Published onJul 09, 2019
1 April: Viral Warning

Anyone on campus over 30 is likely to think that the word ‘viral’ refers to some kind of nasty affliction. Our students will know that ‘viral emails’ are a twenty-first-century cultural phenomenon including anything from animated political satires to spoof clips, hilarious bloopers and pornographic jokes. They are viewed, laughed at and passed on creating a vast global online comedy club.

In 2006 the Institute of Contemporary Arts in London put on the world’s first exhibition of virals entitled ‘Outrageous and Contagious’. The show offered a peep into the kind of content likely to be hiding in our students’ inboxes. The exhibition was a collaboration between Channel 4’s Ideas Factory, BoreMe.com and the digital agency Ralph and viral promoter Hot Cherry. The organizers maintain that virals represent a democratization of creativity. Through using relatively cheap digital tools like mobile videophones, Photoshop, digital video recorders and iMovie home editing software almost anyone can make a film or cartoon. Like any joke, the acid test of a viral is simply whether or not it is funny.

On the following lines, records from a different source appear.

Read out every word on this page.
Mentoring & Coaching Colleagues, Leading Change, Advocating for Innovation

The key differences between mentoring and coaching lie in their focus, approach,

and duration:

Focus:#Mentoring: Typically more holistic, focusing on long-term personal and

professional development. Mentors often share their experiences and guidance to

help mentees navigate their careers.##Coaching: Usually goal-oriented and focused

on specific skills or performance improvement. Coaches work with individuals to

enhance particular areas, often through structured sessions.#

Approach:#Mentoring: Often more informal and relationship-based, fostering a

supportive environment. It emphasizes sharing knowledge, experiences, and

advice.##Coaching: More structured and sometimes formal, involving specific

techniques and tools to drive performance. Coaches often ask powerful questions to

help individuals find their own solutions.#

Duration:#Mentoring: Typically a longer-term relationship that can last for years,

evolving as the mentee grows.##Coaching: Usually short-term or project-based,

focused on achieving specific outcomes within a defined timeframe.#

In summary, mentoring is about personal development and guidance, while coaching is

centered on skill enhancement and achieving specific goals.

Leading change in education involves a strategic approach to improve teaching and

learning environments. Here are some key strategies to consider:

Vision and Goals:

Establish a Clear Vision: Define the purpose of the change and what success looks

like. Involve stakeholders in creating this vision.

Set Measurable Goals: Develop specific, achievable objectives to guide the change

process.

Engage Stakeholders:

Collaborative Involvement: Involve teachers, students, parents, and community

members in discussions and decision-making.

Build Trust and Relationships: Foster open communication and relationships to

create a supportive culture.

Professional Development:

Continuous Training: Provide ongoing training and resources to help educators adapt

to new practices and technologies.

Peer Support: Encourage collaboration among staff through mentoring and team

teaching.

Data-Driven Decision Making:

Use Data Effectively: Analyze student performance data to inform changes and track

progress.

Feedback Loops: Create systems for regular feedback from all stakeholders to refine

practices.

One of my favourites was a spoof ad that showed a garish portrait of Christ with a beaming smile on his face with the caption ‘IT’S A MIRACLE’ across his chest. Beneath his unperforated palms were tubes of the UniBond adhesive No More Nails. The poet E.E. Cummings said the most wasted of all days is one without laugher. Loud eruptions of mirth provided the exhibition’s soundtrack as individuals crowded around the PCs in a room that was ill-equipped to deal with the level of interest. The hundreds of people who queued through the corridors of the ICA to view the exhibition were not squandering the Bank Holiday.

Virals are coming to the curriculum too as universities are starting to use them as ‘live briefs’ on communication and design courses. They may prove difficult to contain academically if the content of BoreMe.com is anything to go by. We are accustomed to students using their mobiles to text each other during lectures but we might also have to cope with irrepressible laughter. If they are not receiving them already, students will soon be able to have their favourite virals delivered directly to their mobiles. That’s not all.

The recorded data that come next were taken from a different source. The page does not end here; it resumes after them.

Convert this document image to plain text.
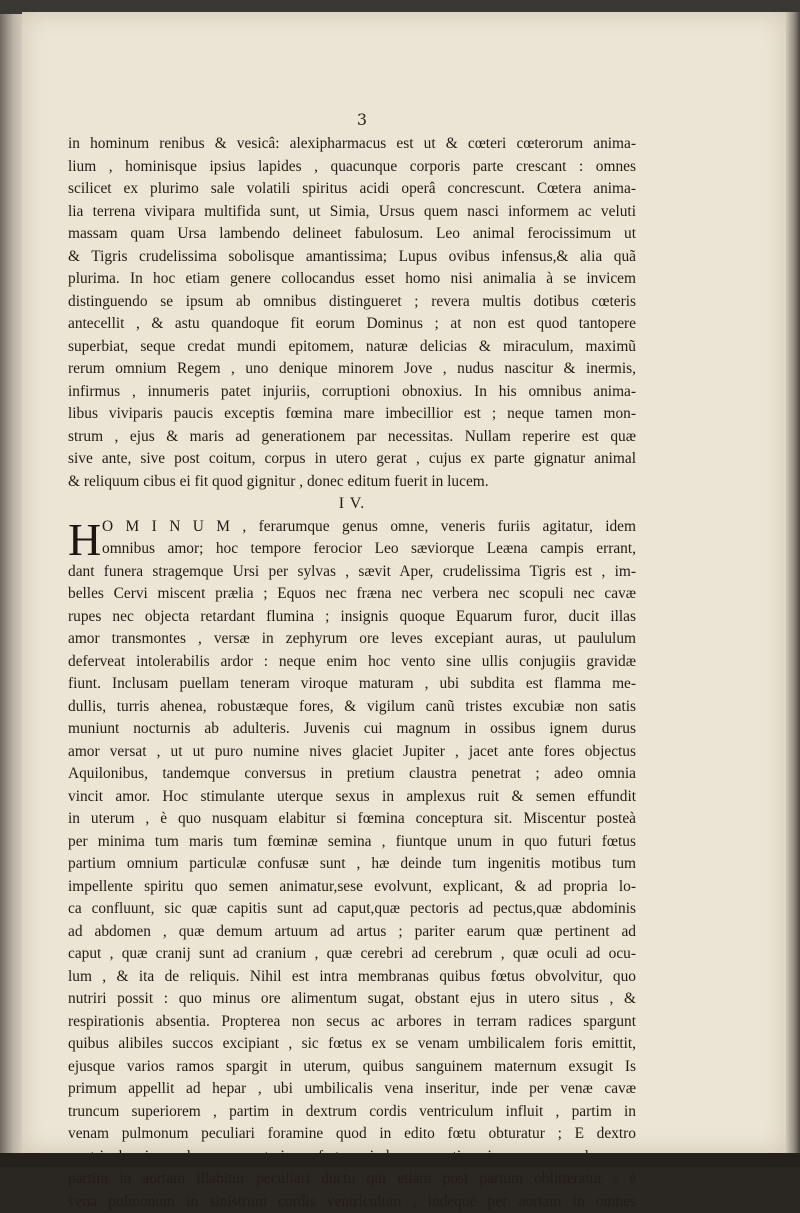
3
in hominum renibus & vesicâ: alexipharmacus est ut & cœteri cœterorum anima-
lium , hominisque ipsius lapides , quacunque corporis parte crescant : omnes
scilicet ex plurimo sale volatili spiritus acidi operâ concrescunt. Cœtera anima-
lia terrena vivipara multifida sunt, ut Simia, Ursus quem nasci informem ac veluti
massam quam Ursa lambendo delineet fabulosum. Leo animal ferocissimum ut
& Tigris crudelissima sobolisque amantissima; Lupus ovibus infensus,& alia quã
plurima. In hoc etiam genere collocandus esset homo nisi animalia à se invicem
distinguendo se ipsum ab omnibus distingueret ; revera multis dotibus cœteris
antecellit , & astu quandoque fit eorum Dominus ; at non est quod tantopere
superbiat, seque credat mundi epitomem, naturæ delicias & miraculum, maximũ
rerum omnium Regem , uno denique minorem Jove , nudus nascitur & inermis,
infirmus , innumeris patet injuriis, corruptioni obnoxius. In his omnibus anima-
libus viviparis paucis exceptis fœmina mare imbecillior est ; neque tamen mon-
strum , ejus & maris ad generationem par necessitas. Nullam reperire est quæ
sive ante, sive post coitum, corpus in utero gerat , cujus ex parte gignatur animal
& reliquum cibus ei fit quod gignitur , donec editum fuerit in lucem.
I V.
H O M I N U M , ferarumque genus omne, veneris furiis agitatur, idem
omnibus amor; hoc tempore ferocior Leo sæviorque Leæna campis errant,
dant funera stragemque Ursi per sylvas , sævit Aper, crudelissima Tigris est , im-
belles Cervi miscent prælia ; Equos nec fræna nec verbera nec scopuli nec cavæ
rupes nec objecta retardant flumina ; insignis quoque Equarum furor, ducit illas
amor transmontes , versæ in zephyrum ore leves excepiant auras, ut paululum
deferveat intolerabilis ardor : neque enim hoc vento sine ullis conjugiis gravidæ
fiunt. Inclusam puellam teneram viroque maturam , ubi subdita est flamma me-
dullis, turris ahenea, robustæque fores, & vigilum canũ tristes excubiæ non satis
muniunt nocturnis ab adulteris. Juvenis cui magnum in ossibus ignem durus
amor versat , ut ut puro numine nives glaciet Jupiter , jacet ante fores objectus
Aquilonibus, tandemque conversus in pretium claustra penetrat ; adeo omnia
vincit amor. Hoc stimulante uterque sexus in amplexus ruit & semen effundit
in uterum , è quo nusquam elabitur si fœmina conceptura sit. Miscentur posteà
per minima tum maris tum fœminæ semina , fiuntque unum in quo futuri fœtus
partium omnium particulæ confusæ sunt , hæ deinde tum ingenitis motibus tum
impellente spiritu quo semen animatur,sese evolvunt, explicant, & ad propria lo-
ca confluunt, sic quæ capitis sunt ad caput,quæ pectoris ad pectus,quæ abdominis
ad abdomen , quæ demum artuum ad artus ; pariter earum quæ pertinent ad
caput , quæ cranij sunt ad cranium , quæ cerebri ad cerebrum , quæ oculi ad ocu-
lum , & ita de reliquis. Nihil est intra membranas quibus fœtus obvolvitur, quo
nutriri possit : quo minus ore alimentum sugat, obstant ejus in utero situs , &
respirationis absentia. Propterea non secus ac arbores in terram radices spargunt
quibus alibiles succos excipiant , sic fœtus ex se venam umbilicalem foris emittit,
ejusque varios ramos spargit in uterum, quibus sanguinem maternum exsugit Is
primum appellit ad hepar , ubi umbilicalis vena inseritur, inde per venæ cavæ
truncum superiorem , partim in dextrum cordis ventriculum influit , partim in
venam pulmonum peculiari foramine quod in edito fœtu obturatur ; E dextro
partim in aortam illabitur peculiari ductu qui etiam post partum oblitteratur : è
vena pulmonum in sinistrum cordis ventriculum , indeque per aortam in omnes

A group of American viral makers going under the name of Prangstgrüp chose a lecture given by a chemistry professor at Columbia as the location for their ‘viral shoot’. His innocent invitation for further questions is met by a student who stands up and shouts, ‘Hey teach – I gotta question.’ The academic hush is broken. From somewhere in the auditorium the rhythm of an orchestral arrangement strikes up in the style of a Broadway show. The protagonist launches into song: ‘We come to class each day/ It seems we all fall asleep/ We’ve lost our dreams.’ The undergraduate, Jean Valjean, leads a full cast of accomplices through a routine that would rival any stage production. The hapless professor can do no more than laugh it off and join in the final applause.

Mark Twain said, ‘The only really effective weapon is laughter’ and a viral spoof might just be playing in a lecture hall near you very soon.